172  Effect Sizes in Machine Learning

172.1 1. Introduction

Modern machine learning research lives and dies by comparison. A new architecture beats a baseline, a tuned optimizer edges out the default, a fairness intervention reduces disparity. The standard ritual for backing such claims is the significance test, which produces a \(p\) value and an accompanying verdict of “significant” or “not significant.” Yet a \(p\) value answers a narrow question. It tells us how surprising the observed data would be if there were truly no difference between systems. It does not tell us how large the difference is, whether that difference matters in deployment, or whether a practitioner should adopt the new method. Those questions belong to the domain of effect sizes.

An effect size is a quantitative measure of the magnitude of a phenomenon, expressed on a scale that is interpretable and, ideally, comparable across studies. In machine learning the phenomenon is usually the performance gap between two models, the strength of association between a design choice and an outcome, or the size of a treatment effect in an A/B test. This chapter argues that effect sizes deserve a permanent place beside \(p\) values in any empirical ML report. We develop the conceptual distinction between statistical and practical significance, define the standardized effect size measures most relevant to ML, and offer concrete reporting guidance.

172.2 2. Statistical Significance Is Not Practical Significance

172.2.1 2.1 What a p value actually controls

Consider comparing two classifiers \(A\) and \(B\) over \(n\) paired test instances. Let \(D_i\) be the per instance accuracy difference, with population mean \(\mu_D\) and standard deviation \(\sigma_D\). The paired \(t\) statistic is

\[ t = \frac{\bar{D}}{s_D / \sqrt{n}}, \]

where \(\bar{D}\) is the sample mean difference and \(s_D\) the sample standard deviation. The \(p\) value is the probability, under the null hypothesis \(\mu_D = 0\), of observing a statistic at least as extreme as \(t\). Crucially, the denominator shrinks as \(n\) grows. For any fixed nonzero \(\mu_D\), no matter how trivially small, \(|t|\) grows without bound as \(n \to \infty\), and the \(p\) value tends to zero.

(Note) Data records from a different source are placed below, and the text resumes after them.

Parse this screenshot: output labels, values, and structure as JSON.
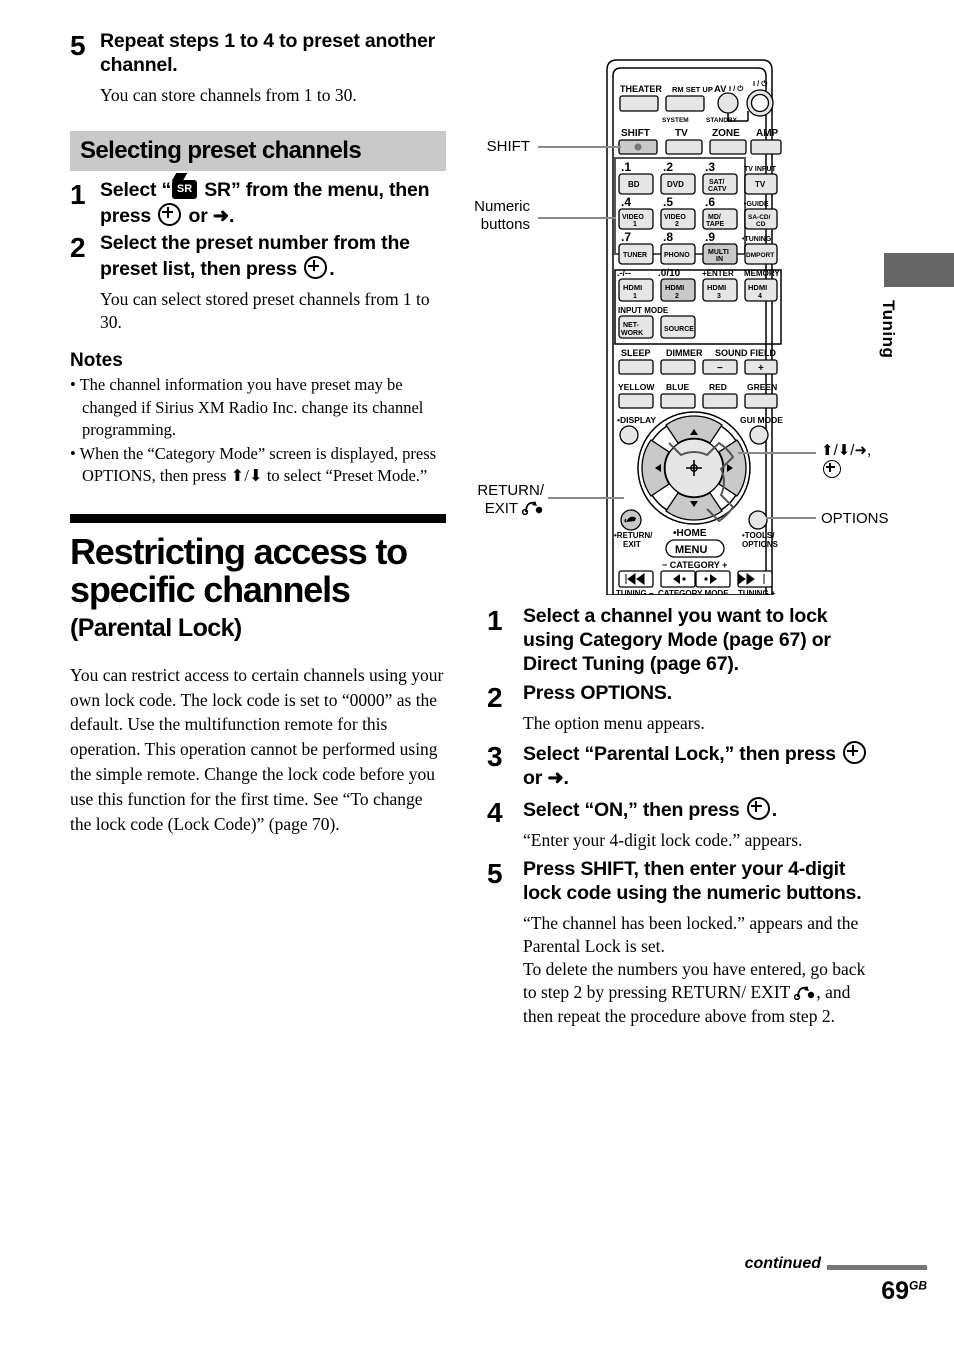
{
  "left_column": {
    "step5_top": {
      "number": "5",
      "title": "Repeat steps 1 to 4 to preset another channel.",
      "desc": "You can store channels from 1 to 30."
    },
    "section_heading": "Selecting preset channels",
    "step1": {
      "number": "1",
      "title_a": "Select “",
      "title_b": " SR” from the menu, then press ",
      "title_c": " or ➜."
    },
    "step2": {
      "number": "2",
      "title_a": "Select the preset number from the preset list, then press ",
      "title_b": ".",
      "desc": "You can select stored preset channels from 1 to 30."
    },
    "notes_heading": "Notes",
    "notes": [
      "• The channel information you have preset may be changed if Sirius XM Radio Inc. change its channel programming.",
      "• When the “Category Mode” screen is displayed, press OPTIONS, then press ⬆/⬇ to select “Preset Mode.”"
    ],
    "chapter_title": "Restricting access to specific channels",
    "chapter_subtitle": "(Parental Lock)",
    "body_paragraph": "You can restrict access to certain channels using your own lock code. The lock code is set to “0000” as the default. Use the multifunction remote for this operation. This operation cannot be performed using the simple remote. Change the lock code before you use this function for the first time. See “To change the lock code (Lock Code)” (page 70)."
  },
  "right_column": {
    "step1": {
      "number": "1",
      "title": "Select a channel you want to lock using Category Mode (page 67) or Direct Tuning (page 67)."
    },
    "step2": {
      "number": "2",
      "title": "Press OPTIONS.",
      "desc": "The option menu appears."
    },
    "step3": {
      "number": "3",
      "title_a": "Select “Parental Lock,” then press ",
      "title_b": " or ➜."
    },
    "step4": {
      "number": "4",
      "title_a": "Select “ON,” then press ",
      "title_b": ".",
      "desc": "“Enter your 4-digit lock code.” appears."
    },
    "step5": {
      "number": "5",
      "title": "Press SHIFT, then enter your 4-digit lock code using the numeric buttons.",
      "desc1": "“The channel has been locked.” appears and the Parental Lock is set.",
      "desc2_a": "To delete the numbers you have entered, go back to step 2 by pressing RETURN/ EXIT ",
      "desc2_b": ", and then repeat the procedure above from step 2."
    }
  },
  "remote": {
    "callouts": {
      "shift": "SHIFT",
      "numeric_line1": "Numeric",
      "numeric_line2": "buttons",
      "return_line1": "RETURN/",
      "return_line2": "EXIT",
      "cursor_line1": "⬆/⬇/➜,",
      "options": "OPTIONS"
    },
    "top_labels": {
      "theater": "THEATER",
      "rm_setup": "RM SET UP",
      "av": "AV",
      "av_power": "I / ⏻",
      "main_power": "I / ⏻",
      "system_standby": "SYSTEM STANDBY"
    },
    "mode_row": [
      "SHIFT",
      "TV",
      "ZONE",
      "AMP"
    ],
    "numeric_grid": [
      {
        "num": ".1",
        "label": "BD"
      },
      {
        "num": ".2",
        "label": "DVD"
      },
      {
        "num": ".3",
        "label": "SAT/ CATV"
      },
      {
        "num": ".4",
        "label": "VIDEO 1"
      },
      {
        "num": ".5",
        "label": "VIDEO 2"
      },
      {
        "num": ".6",
        "label": "MD/ TAPE"
      },
      {
        "num": ".7",
        "label": "TUNER"
      },
      {
        "num": ".8",
        "label": "PHONO"
      },
      {
        "num": ".9",
        "label": "MULTI IN"
      }
    ],
    "right_column_buttons": [
      {
        "num": "TV INPUT",
        "label": "TV"
      },
      {
        "num": "•GUIDE",
        "label": "SA-CD/ CD"
      },
      {
        "num": "•TUNING",
        "label": "DMPORT"
      },
      {
        "num": "MEMORY",
        "label": "HDMI 4"
      }
    ],
    "hdmi_row_labels": [
      ".-/--",
      ".0/10",
      "+ENTER",
      "MEMORY"
    ],
    "hdmi_buttons": [
      "HDMI 1",
      "HDMI 2",
      "HDMI 3",
      "HDMI 4"
    ],
    "input_mode": "INPUT MODE",
    "network": "NET- WORK",
    "source": "SOURCE",
    "func_row": [
      "SLEEP",
      "DIMMER",
      "SOUND FIELD"
    ],
    "sound_field_minus": "−",
    "sound_field_plus": "+",
    "color_row": [
      "YELLOW",
      "BLUE",
      "RED",
      "GREEN"
    ],
    "display": "•DISPLAY",
    "gui_mode": "GUI MODE",
    "home": "•HOME",
    "menu": "MENU",
    "return_exit_l1": "•RETURN/",
    "return_exit_l2": "EXIT",
    "tools_options_l1": "•TOOLS/",
    "tools_options_l2": "OPTIONS",
    "category": "− CATEGORY +",
    "tuning_minus": "TUNING −",
    "category_mode": "CATEGORY MODE",
    "tuning_plus": "TUNING +"
  },
  "side_tab": {
    "label": "Tuning"
  },
  "footer": {
    "continued": "continued",
    "page": "69",
    "page_sup": "GB"
  }
}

172.2.2 2.2 The large sample trap

This dependence on sample size is the heart of the problem. With the enormous evaluation sets common in ML, where \(n\) can reach millions of tokens or images, almost any nonzero difference becomes statistically significant. A model that is better by \(0.01\) accuracy points and a model that is better by \(5\) accuracy points can both yield \(p < 10^{-6}\). Significance certifies that the effect is detectable; it says nothing about whether the effect is large enough to justify the engineering cost, latency increase, or carbon footprint of switching systems.

The converse failure is equally real. A genuinely large improvement evaluated on a small or noisy benchmark may fail to reach significance, producing a false sense that “nothing is happening.” Statistical significance conflates the size of an effect with the precision of its estimate. Effect sizes separate the two.

172.3 3. Cohen’s d and Standardized Mean Differences

172.3.1 3.1 Definition

The most widely used standardized effect size for a difference in means is Cohen’s \(d\). For two independent groups with means \(\bar{x}_1, \bar{x}_2\) and a pooled standard deviation \(s_p\),

\[ d = \frac{\bar{x}_1 - \bar{x}_2}{s_p}, \qquad s_p = \sqrt{\frac{(n_1 - 1)s_1^2 + (n_2 - 1)s_2^2}{n_1 + n_2 - 2}}. \]

The quantity \(d\) expresses the gap between groups in units of standard deviation. A value of \(d = 0.5\) means the group means differ by half a standard deviation. Because \(d\) is dimensionless, it is comparable across experiments that use different metrics or scales, which is exactly what raw mean differences and \(p\) values are not.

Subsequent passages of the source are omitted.